皆さんもご経験があると思いますが、長時間のバスの移動や運転後に膝裏に張り感や痛みを生じる事ってありますよね。これは長時間座ることによって膝関節が長時間屈曲位に保持され、膝関節屈曲筋の柔軟性が一時的に減少する事が原因と考えられます。それに伴い膝関節伸展のニュートラルゾーンも減少し、より少ない角度で関節や靭帯に負荷がかかる事になります。
(例:正常が-5°までがニュートラルゾーンであったのが、-10°に減少すると以前は負担のかからなかった-8°でも負担がかかる)

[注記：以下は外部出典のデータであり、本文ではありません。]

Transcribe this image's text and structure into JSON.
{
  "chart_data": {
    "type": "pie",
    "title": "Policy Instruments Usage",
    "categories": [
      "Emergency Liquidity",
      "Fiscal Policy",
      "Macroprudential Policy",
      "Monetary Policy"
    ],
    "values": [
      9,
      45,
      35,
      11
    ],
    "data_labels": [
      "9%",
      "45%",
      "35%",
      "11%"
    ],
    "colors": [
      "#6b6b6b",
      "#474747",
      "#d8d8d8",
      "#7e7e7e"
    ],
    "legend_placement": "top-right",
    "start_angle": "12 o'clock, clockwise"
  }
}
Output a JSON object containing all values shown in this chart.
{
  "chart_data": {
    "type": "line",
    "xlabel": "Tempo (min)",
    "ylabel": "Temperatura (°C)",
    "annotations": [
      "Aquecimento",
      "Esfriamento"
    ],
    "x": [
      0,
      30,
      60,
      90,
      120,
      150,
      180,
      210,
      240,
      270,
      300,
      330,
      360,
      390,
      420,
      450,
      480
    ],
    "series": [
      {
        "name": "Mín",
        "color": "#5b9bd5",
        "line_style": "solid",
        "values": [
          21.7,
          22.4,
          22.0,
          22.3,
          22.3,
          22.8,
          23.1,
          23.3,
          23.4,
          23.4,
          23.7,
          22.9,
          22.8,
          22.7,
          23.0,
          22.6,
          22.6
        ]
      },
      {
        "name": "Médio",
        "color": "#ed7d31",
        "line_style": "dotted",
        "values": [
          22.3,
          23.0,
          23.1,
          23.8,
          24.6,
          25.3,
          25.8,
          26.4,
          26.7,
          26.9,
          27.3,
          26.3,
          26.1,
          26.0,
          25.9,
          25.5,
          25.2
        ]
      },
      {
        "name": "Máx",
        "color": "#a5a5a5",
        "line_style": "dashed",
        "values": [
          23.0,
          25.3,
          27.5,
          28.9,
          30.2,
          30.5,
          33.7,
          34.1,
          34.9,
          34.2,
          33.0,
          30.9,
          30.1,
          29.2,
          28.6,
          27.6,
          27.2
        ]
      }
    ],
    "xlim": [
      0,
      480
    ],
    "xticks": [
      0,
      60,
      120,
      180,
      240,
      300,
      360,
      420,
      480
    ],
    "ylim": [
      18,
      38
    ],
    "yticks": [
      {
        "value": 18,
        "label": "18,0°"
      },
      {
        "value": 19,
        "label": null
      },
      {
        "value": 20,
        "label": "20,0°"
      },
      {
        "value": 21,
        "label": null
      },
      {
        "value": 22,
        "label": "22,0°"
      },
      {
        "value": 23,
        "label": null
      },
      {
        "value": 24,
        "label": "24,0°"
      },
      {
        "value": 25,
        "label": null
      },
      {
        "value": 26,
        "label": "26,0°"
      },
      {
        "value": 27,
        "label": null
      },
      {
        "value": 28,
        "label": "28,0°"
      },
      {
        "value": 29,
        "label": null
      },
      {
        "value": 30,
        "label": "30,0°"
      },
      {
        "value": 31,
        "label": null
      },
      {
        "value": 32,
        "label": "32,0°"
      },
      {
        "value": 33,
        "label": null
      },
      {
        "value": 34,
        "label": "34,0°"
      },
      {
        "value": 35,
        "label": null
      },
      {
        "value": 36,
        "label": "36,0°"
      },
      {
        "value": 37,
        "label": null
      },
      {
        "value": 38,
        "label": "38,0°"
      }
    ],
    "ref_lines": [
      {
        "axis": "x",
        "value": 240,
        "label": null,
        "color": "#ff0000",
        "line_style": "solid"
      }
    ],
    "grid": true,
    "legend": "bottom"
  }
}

なので普段は膝関節に痛みが生じない人でも長時間座位でいると時折このような症状が出現する事があると僕は考えます。これが膝関節伸展制限がある人ではどうでしょう。膝関節伸展制限があり、ニュートラルゾーンが-10°である人が、長時間座位によって-15°まで領域が減少したとすると、より高頻度に膝関節の疼痛の引き起こすと考えられます。
なので僕は、歩き始めの痛みがある人は膝関節伸展制限を改善した方が良いと考えています。
原因となりやすい組織
最後に原因となりやすい組織を紹介したいと思います。膝関節伸展制限になりやすい筋肉ですので、もちろん半膜様筋を代表としたハムストリングスが原因になる事も多いですが、個人的に非常に多いのが大腿筋膜張筋~腸脛靭帯による制限です。
これは何故かと言いますと、長時間座っているということは膝関節屈曲だけでなく股関節も屈曲位で保持されているため股関節屈曲筋である大腿筋膜張筋はより短縮位になるからです。もちろん座位から立ち上がった後の歩行時も股関節位伸展が求められるため、股関節伸展+膝関節伸展のストレスがかかります。
以上の理由から腸脛靭帯による膝関節伸展制限が歩き始めの痛みの原因になる事は非常に多いです。実際の臨床場面では、まずオーバーテストなどを用いて大腿筋膜張筋~腸脛靭帯の柔軟性を評価しましょう。そして腸脛靭帯のストレッチによって膝関節伸展制限が改善されるようなら、大腿筋膜張筋のマッサージを自主トレで指導しましょう。マッサージであれば例えばデスクワークの方も仕事中に出来ますので非常におススメです。以上参考になれば嬉しいです!最後までご覧いただきましてありがとうございました!